Common political wisdom seems to be that after the November election Congress and whoever has been elected President will come up with a “grand bargain” that deals with the big tax and spending issues that our society needs to address: Taxes, Medicare, Medicaid, and Social Security.
If a grand bargain remains out of reach we could end up with another short term postponement that continues current tax and spending policies (and counter-productive uncertainties) for another year or two while lawmakers try to agree on a plan. But both sides express the view that eventually, certainly during the next Presidential term, we will have to tackle our unsustainable current policies.
Here are some thoughts about how Medicare is likely to change as a result of policies already in place and as part of a grand bargain.
Unless there is a November election sweep by the Democrats, the next Congress should be poised to change the Medicare payment and delivery system to one which includes a premium support option.
Under a premium support approach, the government would tell Medicare beneficiaries to find insurance plans on their own in the private market; the government would issue vouchers to help the beneficiaries pay for much of the premiums.
Premium support is a Medicare model championed by Congressman Paul Ryan and supported by Governor Mitt Romney. Representative Ryan originally proposed shifting all new Medicare recipients to the private market in 10 years. But, met with the charge that he was destroying Medicare, Ryan modified his plan this year to allow people the option of staying with their current Medicare plan.
The Simpson Bowles Report, while initially ignored, appears to be gaining traction as a post-election starting point for discussions on changes to tax and spending policies.
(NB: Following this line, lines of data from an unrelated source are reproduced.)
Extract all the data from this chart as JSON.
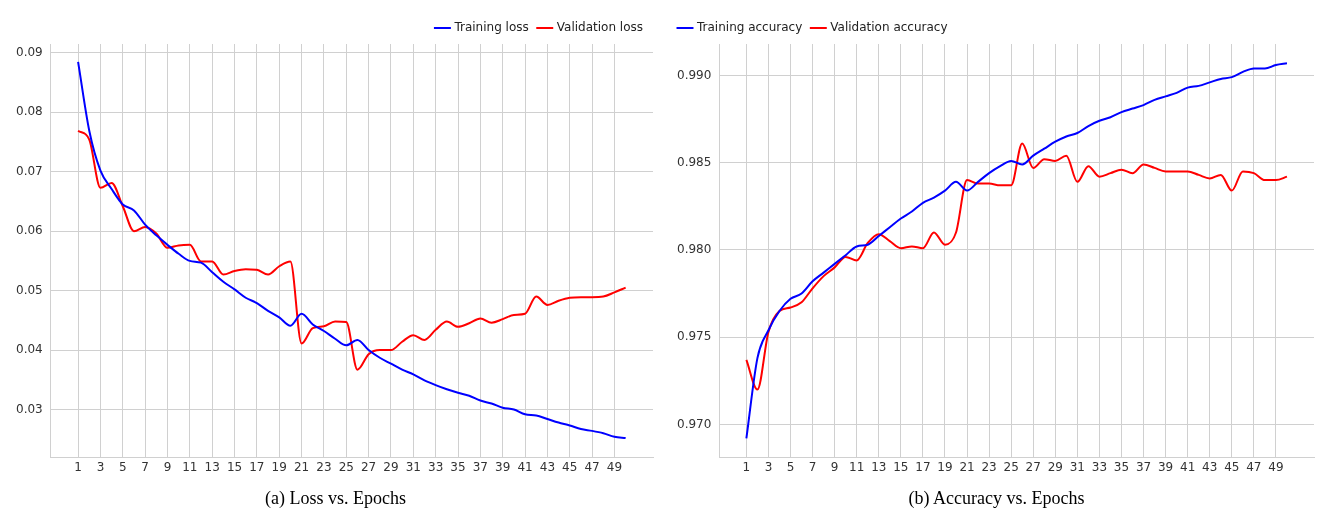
{
  "chart_data": [
    {
      "type": "line",
      "title": "(a) Loss vs. Epochs",
      "x": [
        1,
        2,
        3,
        4,
        5,
        6,
        7,
        8,
        9,
        10,
        11,
        12,
        13,
        14,
        15,
        16,
        17,
        18,
        19,
        20,
        21,
        22,
        23,
        24,
        25,
        26,
        27,
        28,
        29,
        30,
        31,
        32,
        33,
        34,
        35,
        36,
        37,
        38,
        39,
        40,
        41,
        42,
        43,
        44,
        45,
        46,
        47,
        48,
        49,
        50
      ],
      "series": [
        {
          "name": "Training loss",
          "color": "#0000ff",
          "values": [
            0.0885,
            0.0769,
            0.0702,
            0.0671,
            0.0645,
            0.0635,
            0.0611,
            0.0593,
            0.0577,
            0.0562,
            0.055,
            0.0547,
            0.0531,
            0.0515,
            0.0502,
            0.0488,
            0.0479,
            0.0466,
            0.0455,
            0.0441,
            0.0461,
            0.0443,
            0.0432,
            0.0419,
            0.0408,
            0.0417,
            0.04,
            0.0387,
            0.0377,
            0.0367,
            0.0359,
            0.0349,
            0.0341,
            0.0334,
            0.0328,
            0.0323,
            0.0315,
            0.031,
            0.0303,
            0.03,
            0.0292,
            0.029,
            0.0284,
            0.0278,
            0.0273,
            0.0267,
            0.0264,
            0.026,
            0.0254,
            0.0252
          ]
        },
        {
          "name": "Validation loss",
          "color": "#ff0000",
          "values": [
            0.0769,
            0.0754,
            0.0673,
            0.0681,
            0.0642,
            0.06,
            0.0607,
            0.0596,
            0.0572,
            0.0576,
            0.0577,
            0.0549,
            0.0549,
            0.0527,
            0.0533,
            0.0536,
            0.0535,
            0.0527,
            0.0541,
            0.0549,
            0.0411,
            0.0437,
            0.044,
            0.0448,
            0.0447,
            0.0367,
            0.0393,
            0.04,
            0.04,
            0.0414,
            0.0425,
            0.0417,
            0.0434,
            0.0448,
            0.0439,
            0.0445,
            0.0453,
            0.0446,
            0.0452,
            0.0459,
            0.0461,
            0.049,
            0.0476,
            0.0483,
            0.0488,
            0.0489,
            0.0489,
            0.049,
            0.0497,
            0.0505
          ]
        }
      ],
      "xlim": [
        -1.45,
        52.45
      ],
      "xticks": [
        1,
        3,
        5,
        7,
        9,
        11,
        13,
        15,
        17,
        19,
        21,
        23,
        25,
        27,
        29,
        31,
        33,
        35,
        37,
        39,
        41,
        43,
        45,
        47,
        49
      ],
      "ylim": [
        0.0219,
        0.0915
      ],
      "yticks": [
        0.03,
        0.04,
        0.05,
        0.06,
        0.07,
        0.08,
        0.09
      ],
      "grid": true,
      "legend": "top right",
      "marker": "none",
      "line_style": "solid"
    },
    {
      "type": "line",
      "title": "(b) Accuracy vs. Epochs",
      "x": [
        1,
        2,
        3,
        4,
        5,
        6,
        7,
        8,
        9,
        10,
        11,
        12,
        13,
        14,
        15,
        16,
        17,
        18,
        19,
        20,
        21,
        22,
        23,
        24,
        25,
        26,
        27,
        28,
        29,
        30,
        31,
        32,
        33,
        34,
        35,
        36,
        37,
        38,
        39,
        40,
        41,
        42,
        43,
        44,
        45,
        46,
        47,
        48,
        49,
        50
      ],
      "series": [
        {
          "name": "Training accuracy",
          "color": "#0000ff",
          "values": [
            0.9692,
            0.9738,
            0.9754,
            0.9765,
            0.9772,
            0.9775,
            0.9782,
            0.9787,
            0.9792,
            0.9797,
            0.9802,
            0.9803,
            0.9808,
            0.9813,
            0.9818,
            0.9822,
            0.9827,
            0.983,
            0.9834,
            0.9839,
            0.9834,
            0.9839,
            0.9844,
            0.9848,
            0.9851,
            0.9849,
            0.9854,
            0.9858,
            0.9862,
            0.9865,
            0.9867,
            0.9871,
            0.9874,
            0.9876,
            0.9879,
            0.9881,
            0.9883,
            0.9886,
            0.9888,
            0.989,
            0.9893,
            0.9894,
            0.9896,
            0.9898,
            0.9899,
            0.9902,
            0.9904,
            0.9904,
            0.9906,
            0.9907
          ]
        },
        {
          "name": "Validation accuracy",
          "color": "#ff0000",
          "values": [
            0.9737,
            0.972,
            0.9753,
            0.9765,
            0.9767,
            0.977,
            0.9778,
            0.9785,
            0.979,
            0.9796,
            0.9794,
            0.9804,
            0.9809,
            0.9805,
            0.9801,
            0.9802,
            0.9801,
            0.981,
            0.9803,
            0.981,
            0.984,
            0.9838,
            0.9838,
            0.9837,
            0.9837,
            0.9861,
            0.9847,
            0.9852,
            0.9851,
            0.9854,
            0.9839,
            0.9848,
            0.9842,
            0.9844,
            0.9846,
            0.9844,
            0.9849,
            0.9847,
            0.9845,
            0.9845,
            0.9845,
            0.9843,
            0.9841,
            0.9843,
            0.9834,
            0.9845,
            0.9844,
            0.984,
            0.984,
            0.9842
          ]
        }
      ],
      "xlim": [
        -1.45,
        52.45
      ],
      "xticks": [
        1,
        3,
        5,
        7,
        9,
        11,
        13,
        15,
        17,
        19,
        21,
        23,
        25,
        27,
        29,
        31,
        33,
        35,
        37,
        39,
        41,
        43,
        45,
        47,
        49
      ],
      "ylim": [
        0.9681,
        0.9918
      ],
      "yticks": [
        {
          "value": 0.97,
          "label": "0.970"
        },
        {
          "value": 0.975,
          "label": "0.975"
        },
        {
          "value": 0.98,
          "label": "0.980"
        },
        {
          "value": 0.985,
          "label": "0.985"
        },
        {
          "value": 0.99,
          "label": "0.990"
        }
      ],
      "grid": true,
      "legend": "top left",
      "marker": "none",
      "line_style": "solid"
    }
  ]
}
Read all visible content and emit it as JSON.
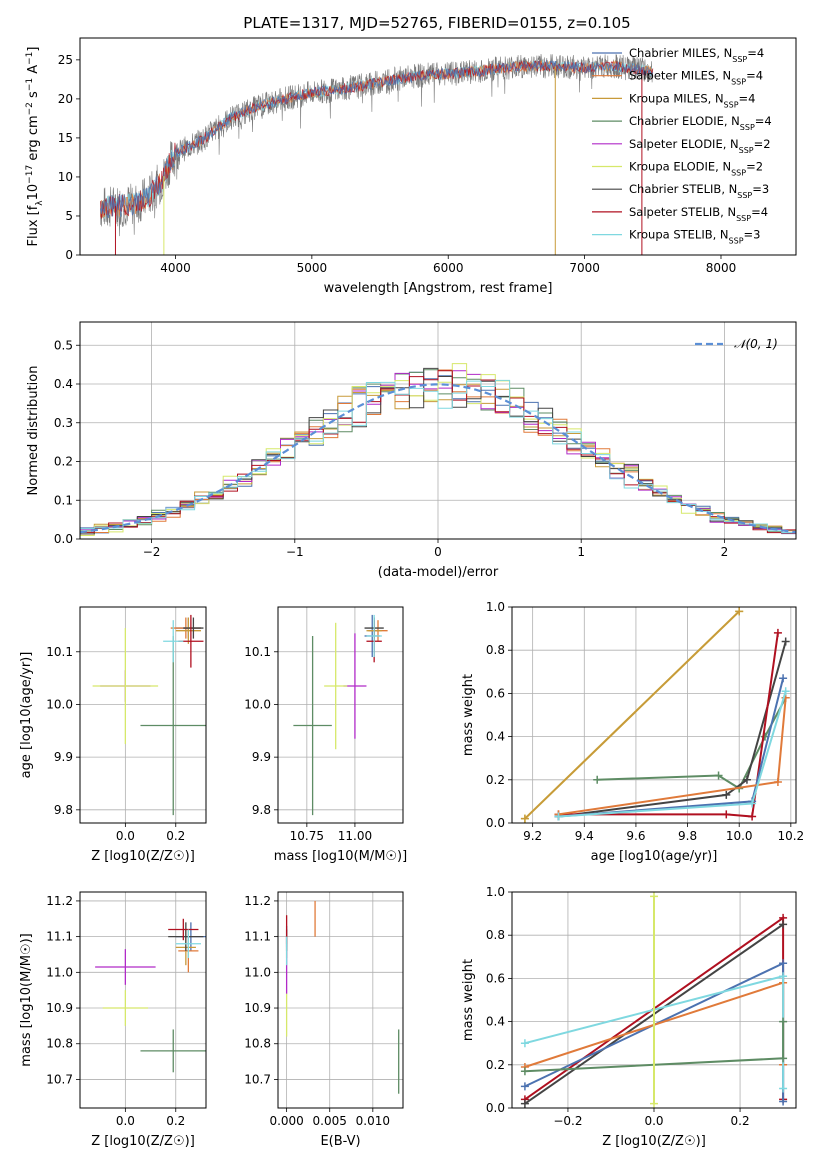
{
  "colors": {
    "chabrier_miles": "#4c72b0",
    "salpeter_miles": "#e07a3a",
    "kroupa_miles": "#c89a3a",
    "chabrier_elodie": "#5e8c64",
    "salpeter_elodie": "#b12ac8",
    "kroupa_elodie": "#d6e86a",
    "chabrier_stelib": "#444444",
    "salpeter_stelib": "#b01020",
    "kroupa_stelib": "#7fd8e0",
    "spectrum": "#7a7a7a",
    "gauss": "#5b8fd6"
  },
  "chart_data": [
    {
      "type": "line",
      "title": "PLATE=1317, MJD=52765, FIBERID=0155, z=0.105",
      "xlabel": "wavelength [Angstrom, rest frame]",
      "ylabel_parts": [
        "Flux [f",
        "λ",
        "10",
        "−17",
        " erg cm",
        "−2",
        " s",
        "−1",
        " A",
        "−1",
        "]"
      ],
      "xlim": [
        3300,
        8550
      ],
      "ylim": [
        0,
        27.8
      ],
      "xticks": [
        4000,
        5000,
        6000,
        7000,
        8000
      ],
      "yticks": [
        0,
        5,
        10,
        15,
        20,
        25
      ],
      "grid": false,
      "legend_position": "top-right",
      "legend": [
        {
          "model": "Chabrier MILES",
          "sub": "SSP",
          "n": "=4",
          "color_key": "chabrier_miles"
        },
        {
          "model": "Salpeter MILES",
          "sub": "SSP",
          "n": "=4",
          "color_key": "salpeter_miles"
        },
        {
          "model": "Kroupa MILES",
          "sub": "SSP",
          "n": "=4",
          "color_key": "kroupa_miles"
        },
        {
          "model": "Chabrier ELODIE",
          "sub": "SSP",
          "n": "=4",
          "color_key": "chabrier_elodie"
        },
        {
          "model": "Salpeter ELODIE",
          "sub": "SSP",
          "n": "=2",
          "color_key": "salpeter_elodie"
        },
        {
          "model": "Kroupa ELODIE",
          "sub": "SSP",
          "n": "=2",
          "color_key": "kroupa_elodie"
        },
        {
          "model": "Chabrier STELIB",
          "sub": "SSP",
          "n": "=3",
          "color_key": "chabrier_stelib"
        },
        {
          "model": "Salpeter STELIB",
          "sub": "SSP",
          "n": "=4",
          "color_key": "salpeter_stelib"
        },
        {
          "model": "Kroupa STELIB",
          "sub": "SSP",
          "n": "=3",
          "color_key": "kroupa_stelib"
        }
      ],
      "continuum": {
        "x": [
          3450,
          3600,
          3700,
          3800,
          3900,
          3950,
          4000,
          4200,
          4400,
          4600,
          4800,
          5000,
          5200,
          5400,
          5600,
          5800,
          6000,
          6200,
          6400,
          6600,
          6800,
          7000,
          7200,
          7400,
          7500
        ],
        "y": [
          6.0,
          6.4,
          6.5,
          7.5,
          9.5,
          11.5,
          13.0,
          14.8,
          17.5,
          19.0,
          20.0,
          20.8,
          21.2,
          21.8,
          22.5,
          23.0,
          23.2,
          23.5,
          24.0,
          24.2,
          24.2,
          24.0,
          24.2,
          23.8,
          23.5
        ]
      },
      "spikes": [
        {
          "x": 3560,
          "y": 0,
          "color_key": "salpeter_stelib"
        },
        {
          "x": 3915,
          "y": 0,
          "color_key": "kroupa_elodie"
        },
        {
          "x": 6785,
          "y": 0,
          "color_key": "kroupa_miles"
        },
        {
          "x": 7420,
          "y": 0,
          "color_key": "salpeter_stelib"
        }
      ]
    },
    {
      "type": "histogram",
      "xlabel": "(data-model)/error",
      "ylabel": "Normed distribution",
      "xlim": [
        -2.5,
        2.5
      ],
      "ylim": [
        0,
        0.56
      ],
      "xticks": [
        -2,
        -1,
        0,
        1,
        2
      ],
      "yticks": [
        0.0,
        0.1,
        0.2,
        0.3,
        0.4,
        0.5
      ],
      "grid": true,
      "legend_position": "top-right",
      "legend": [
        {
          "label": "𝒩(0, 1)",
          "style": "dashed",
          "color_key": "gauss"
        }
      ],
      "bins": {
        "start": -2.5,
        "width": 0.1,
        "count": 50
      }
    },
    {
      "type": "scatter",
      "panel": "age-vs-Z",
      "xlabel": "Z [log10(Z/Z☉)]",
      "ylabel": "age [log10(age/yr)]",
      "xlim": [
        -0.18,
        0.32
      ],
      "ylim": [
        9.775,
        10.185
      ],
      "xticks": [
        0.0,
        0.2
      ],
      "yticks": [
        9.8,
        9.9,
        10.0,
        10.1
      ],
      "grid": true,
      "points": [
        {
          "color_key": "chabrier_miles",
          "x": 0.25,
          "xerr": 0.05,
          "y": 10.145,
          "yerr": 0.02
        },
        {
          "color_key": "salpeter_miles",
          "x": 0.24,
          "xerr": 0.06,
          "y": 10.145,
          "yerr": 0.02
        },
        {
          "color_key": "kroupa_miles",
          "x": 0.25,
          "xerr": 0.05,
          "y": 10.14,
          "yerr": 0.025
        },
        {
          "color_key": "chabrier_elodie",
          "x": 0.19,
          "xerr": 0.13,
          "y": 9.96,
          "yerr": 0.17
        },
        {
          "color_key": "salpeter_elodie",
          "x": 0.0,
          "xerr": 0.1,
          "y": 10.035,
          "yerr": 0.03
        },
        {
          "color_key": "kroupa_elodie",
          "x": 0.0,
          "xerr": 0.13,
          "y": 10.035,
          "yerr": 0.11
        },
        {
          "color_key": "chabrier_stelib",
          "x": 0.27,
          "xerr": 0.04,
          "y": 10.145,
          "yerr": 0.02
        },
        {
          "color_key": "salpeter_stelib",
          "x": 0.26,
          "xerr": 0.05,
          "y": 10.12,
          "yerr": 0.05
        },
        {
          "color_key": "kroupa_stelib",
          "x": 0.19,
          "xerr": 0.04,
          "y": 10.12,
          "yerr": 0.04
        }
      ]
    },
    {
      "type": "scatter",
      "panel": "age-vs-mass",
      "xlabel": "mass [log10(M/M☉)]",
      "ylabel": "",
      "xlim": [
        10.6,
        11.25
      ],
      "ylim": [
        9.775,
        10.185
      ],
      "xticks": [
        10.75,
        11.0
      ],
      "yticks": [
        9.8,
        9.9,
        10.0,
        10.1
      ],
      "grid": true,
      "points": [
        {
          "color_key": "chabrier_miles",
          "x": 11.09,
          "xerr": 0.04,
          "y": 10.13,
          "yerr": 0.04
        },
        {
          "color_key": "salpeter_miles",
          "x": 11.12,
          "xerr": 0.05,
          "y": 10.14,
          "yerr": 0.02
        },
        {
          "color_key": "kroupa_miles",
          "x": 11.1,
          "xerr": 0.04,
          "y": 10.14,
          "yerr": 0.02
        },
        {
          "color_key": "chabrier_elodie",
          "x": 10.78,
          "xerr": 0.1,
          "y": 9.96,
          "yerr": 0.17
        },
        {
          "color_key": "salpeter_elodie",
          "x": 11.0,
          "xerr": 0.06,
          "y": 10.035,
          "yerr": 0.1
        },
        {
          "color_key": "kroupa_elodie",
          "x": 10.9,
          "xerr": 0.06,
          "y": 10.035,
          "yerr": 0.12
        },
        {
          "color_key": "chabrier_stelib",
          "x": 11.1,
          "xerr": 0.05,
          "y": 10.145,
          "yerr": 0.02
        },
        {
          "color_key": "salpeter_stelib",
          "x": 11.1,
          "xerr": 0.04,
          "y": 10.12,
          "yerr": 0.04
        },
        {
          "color_key": "kroupa_stelib",
          "x": 11.1,
          "xerr": 0.04,
          "y": 10.13,
          "yerr": 0.04
        }
      ]
    },
    {
      "type": "line",
      "panel": "weight-vs-age",
      "xlabel": "age [log10(age/yr)]",
      "ylabel": "mass weight",
      "xlim": [
        9.12,
        10.22
      ],
      "ylim": [
        0,
        1.0
      ],
      "xticks": [
        9.2,
        9.4,
        9.6,
        9.8,
        10.0,
        10.2
      ],
      "yticks": [
        0.0,
        0.2,
        0.4,
        0.6,
        0.8,
        1.0
      ],
      "grid": true,
      "series": [
        {
          "color_key": "kroupa_elodie",
          "x": [
            9.17,
            10.0
          ],
          "y": [
            0.02,
            0.98
          ]
        },
        {
          "color_key": "kroupa_miles",
          "x": [
            9.17,
            10.0
          ],
          "y": [
            0.02,
            0.98
          ]
        },
        {
          "color_key": "chabrier_elodie",
          "x": [
            9.45,
            9.92,
            10.0,
            10.1,
            10.18
          ],
          "y": [
            0.2,
            0.22,
            0.16,
            0.4,
            0.58
          ]
        },
        {
          "color_key": "chabrier_stelib",
          "x": [
            9.3,
            9.95,
            10.03,
            10.18
          ],
          "y": [
            0.03,
            0.13,
            0.2,
            0.84
          ]
        },
        {
          "color_key": "salpeter_stelib",
          "x": [
            9.3,
            9.95,
            10.05,
            10.15
          ],
          "y": [
            0.04,
            0.04,
            0.03,
            0.88
          ]
        },
        {
          "color_key": "chabrier_miles",
          "x": [
            9.3,
            10.05,
            10.17
          ],
          "y": [
            0.03,
            0.1,
            0.67
          ]
        },
        {
          "color_key": "salpeter_miles",
          "x": [
            9.3,
            10.15,
            10.18
          ],
          "y": [
            0.04,
            0.19,
            0.58
          ]
        },
        {
          "color_key": "kroupa_stelib",
          "x": [
            9.3,
            10.05,
            10.18
          ],
          "y": [
            0.03,
            0.09,
            0.61
          ]
        }
      ]
    },
    {
      "type": "scatter",
      "panel": "mass-vs-Z",
      "xlabel": "Z [log10(Z/Z☉)]",
      "ylabel": "mass [log10(M/M☉)]",
      "xlim": [
        -0.18,
        0.32
      ],
      "ylim": [
        10.62,
        11.225
      ],
      "xticks": [
        0.0,
        0.2
      ],
      "yticks": [
        10.7,
        10.8,
        10.9,
        11.0,
        11.1,
        11.2
      ],
      "grid": true,
      "points": [
        {
          "color_key": "chabrier_miles",
          "x": 0.26,
          "xerr": 0.06,
          "y": 11.1,
          "yerr": 0.04
        },
        {
          "color_key": "salpeter_miles",
          "x": 0.25,
          "xerr": 0.04,
          "y": 11.06,
          "yerr": 0.06
        },
        {
          "color_key": "kroupa_miles",
          "x": 0.24,
          "xerr": 0.04,
          "y": 11.07,
          "yerr": 0.05
        },
        {
          "color_key": "chabrier_elodie",
          "x": 0.19,
          "xerr": 0.13,
          "y": 10.78,
          "yerr": 0.06
        },
        {
          "color_key": "salpeter_elodie",
          "x": 0.0,
          "xerr": 0.12,
          "y": 11.015,
          "yerr": 0.05
        },
        {
          "color_key": "kroupa_elodie",
          "x": 0.0,
          "xerr": 0.09,
          "y": 10.9,
          "yerr": 0.05
        },
        {
          "color_key": "chabrier_stelib",
          "x": 0.24,
          "xerr": 0.07,
          "y": 11.1,
          "yerr": 0.04
        },
        {
          "color_key": "salpeter_stelib",
          "x": 0.23,
          "xerr": 0.06,
          "y": 11.12,
          "yerr": 0.03
        },
        {
          "color_key": "kroupa_stelib",
          "x": 0.25,
          "xerr": 0.05,
          "y": 11.08,
          "yerr": 0.04
        }
      ]
    },
    {
      "type": "scatter",
      "panel": "mass-vs-ebv",
      "xlabel": "E(B-V)",
      "ylabel": "",
      "xlim": [
        -0.001,
        0.0135
      ],
      "ylim": [
        10.62,
        11.225
      ],
      "xticks": [
        0.0,
        0.005,
        0.01
      ],
      "yticks": [
        10.7,
        10.8,
        10.9,
        11.0,
        11.1,
        11.2
      ],
      "grid": true,
      "points": [
        {
          "color_key": "chabrier_miles",
          "x": 0.0,
          "xerr": 0.0,
          "y": 11.1,
          "yerr": 0.03
        },
        {
          "color_key": "salpeter_miles",
          "x": 0.0033,
          "xerr": 0.0,
          "y": 11.15,
          "yerr": 0.05
        },
        {
          "color_key": "kroupa_miles",
          "x": 0.0,
          "xerr": 0.0,
          "y": 11.07,
          "yerr": 0.03
        },
        {
          "color_key": "chabrier_elodie",
          "x": 0.013,
          "xerr": 0.0,
          "y": 10.75,
          "yerr": 0.09
        },
        {
          "color_key": "salpeter_elodie",
          "x": 0.0,
          "xerr": 0.0,
          "y": 11.02,
          "yerr": 0.08
        },
        {
          "color_key": "kroupa_elodie",
          "x": 0.0,
          "xerr": 0.0,
          "y": 10.88,
          "yerr": 0.06
        },
        {
          "color_key": "chabrier_stelib",
          "x": 0.0,
          "xerr": 0.0,
          "y": 11.09,
          "yerr": 0.03
        },
        {
          "color_key": "salpeter_stelib",
          "x": 0.0,
          "xerr": 0.0,
          "y": 11.12,
          "yerr": 0.04
        },
        {
          "color_key": "kroupa_stelib",
          "x": 0.0,
          "xerr": 0.0,
          "y": 11.06,
          "yerr": 0.04
        }
      ]
    },
    {
      "type": "line",
      "panel": "weight-vs-Z",
      "xlabel": "Z [log10(Z/Z☉)]",
      "ylabel": "mass weight",
      "xlim": [
        -0.33,
        0.33
      ],
      "ylim": [
        0,
        1.0
      ],
      "xticks": [
        -0.2,
        0.0,
        0.2
      ],
      "yticks": [
        0.0,
        0.2,
        0.4,
        0.6,
        0.8,
        1.0
      ],
      "grid": true,
      "series": [
        {
          "color_key": "salpeter_stelib",
          "x": [
            -0.3,
            0.3,
            0.3
          ],
          "y": [
            0.04,
            0.88,
            0.04
          ]
        },
        {
          "color_key": "chabrier_stelib",
          "x": [
            -0.3,
            0.3
          ],
          "y": [
            0.02,
            0.85
          ]
        },
        {
          "color_key": "chabrier_miles",
          "x": [
            -0.3,
            0.3,
            0.3
          ],
          "y": [
            0.1,
            0.67,
            0.03
          ]
        },
        {
          "color_key": "salpeter_miles",
          "x": [
            -0.3,
            0.3,
            0.3
          ],
          "y": [
            0.19,
            0.58,
            0.2
          ]
        },
        {
          "color_key": "kroupa_stelib",
          "x": [
            -0.3,
            0.3,
            0.3
          ],
          "y": [
            0.3,
            0.61,
            0.09
          ]
        },
        {
          "color_key": "chabrier_elodie",
          "x": [
            -0.3,
            0.3,
            0.3
          ],
          "y": [
            0.17,
            0.23,
            0.4
          ]
        },
        {
          "color_key": "kroupa_elodie",
          "x": [
            0.0,
            0.0
          ],
          "y": [
            0.02,
            0.98
          ]
        }
      ]
    }
  ]
}
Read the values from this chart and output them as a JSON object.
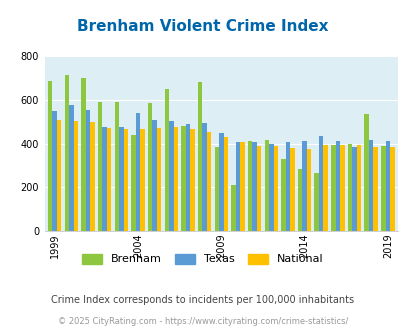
{
  "title": "Brenham Violent Crime Index",
  "subtitle": "Crime Index corresponds to incidents per 100,000 inhabitants",
  "copyright": "© 2025 CityRating.com - https://www.cityrating.com/crime-statistics/",
  "plot_years": [
    1999,
    2000,
    2001,
    2002,
    2003,
    2004,
    2005,
    2006,
    2007,
    2008,
    2009,
    2010,
    2011,
    2012,
    2013,
    2014,
    2015,
    2016,
    2017,
    2018,
    2019
  ],
  "brenham": [
    685,
    715,
    700,
    590,
    590,
    440,
    585,
    650,
    480,
    680,
    385,
    210,
    410,
    415,
    330,
    285,
    265,
    395,
    400,
    535,
    390
  ],
  "texas": [
    550,
    575,
    555,
    475,
    475,
    540,
    510,
    505,
    490,
    495,
    450,
    405,
    405,
    400,
    405,
    410,
    435,
    410,
    385,
    415,
    410
  ],
  "national": [
    510,
    505,
    500,
    470,
    465,
    465,
    470,
    475,
    465,
    455,
    430,
    405,
    390,
    390,
    380,
    375,
    395,
    395,
    395,
    385,
    385
  ],
  "bar_colors": [
    "#8dc63f",
    "#5b9bd5",
    "#ffc000"
  ],
  "bg_color": "#ddeef5",
  "ylim": [
    0,
    800
  ],
  "yticks": [
    0,
    200,
    400,
    600,
    800
  ],
  "title_color": "#0066aa",
  "tick_years": [
    1999,
    2004,
    2009,
    2014,
    2019
  ],
  "legend_labels": [
    "Brenham",
    "Texas",
    "National"
  ],
  "subtitle_color": "#444444",
  "copyright_color": "#999999",
  "title_fontsize": 11,
  "legend_fontsize": 8,
  "subtitle_fontsize": 7,
  "copyright_fontsize": 6
}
It recognized that “a voucher or subsidy system holds significant promise of controlling costs, but also carries significant potential risks.” So, my take is that modifying Medicare to offer a premium support option has a good chance to become law next year.
Another significant change we may see with Medicare is an increase in the standard age for eligibility. The idea would be to gradually move the age from 65 to 67. Even the Obama administration has indicated a willingness to accept an increase in the Medicare eligibility age, so this change is likely to survive any election results.
We are also likely to see a continuation of the trend toward increasing the premiums higher income retirees pay for their Medicare Parts B and D coverage.
Other possible Medicare changes would be based on the assumption that consumers who are at financial risk spend less. These include:
· Limiting the coverage obtainable through Medicare supplement insurance policies so that beneficiaries will have to pay more out of pocket;
· Adding co-payment requirements for some services that are now fully coverage. An example would be to impose a co-pay requirement on the first 20 days of Medicare covered care in a skilled nursing facility.
In general, it looks like people are going to be paying more for their Medicare coverage, and they are going to be getting even more of that coverage through private insurance companies.
In addition, no matter who wins the election, we seem to be moving away from paying for health care on a fee for service basis that is seen as encouraging a high volume of services rather than quality care or efficiency. We are moving toward performance based payments that are intended to encourage efficiency, quality, and cost savings.
For example, the Affordable Care Act (the health reform law) seeks to achieve Medicare cost savings through what are called Accountable Care Organizations (or ACOs). If an ACO succeeds at managing its pool of patients effectively from both a cost and quality standpoint, it shares in the savings and boosts its profits.
ACOs are based to a large extent on models of care developed at systems like Geisinger Health System in Pennsylvania. The Simpson Bowles report recommended that CMS (the federal Medicare agency) aggressively pursue the development of ACOs and other “pay for performance” programs.
Participation in an ACO is purely voluntary, and people with Medicare retain their ability to seek treatment from any provider they wish.
Many hospitals, physician practices and insurers across the country have embraced the concept and are creating ACOs, not only for Medicare beneficiaries but for patients with private insurance as well.
So, this is happening now, and the ACO model will be coming soon to health providers near you. However much it saves, from a patient’s perspective (I am a senior myself and on Medicare), I like a model for health care delivery that focuses on quality not volume.It is one of the many aspect of health reform that I am hopeful will survive whatever political result we get in November.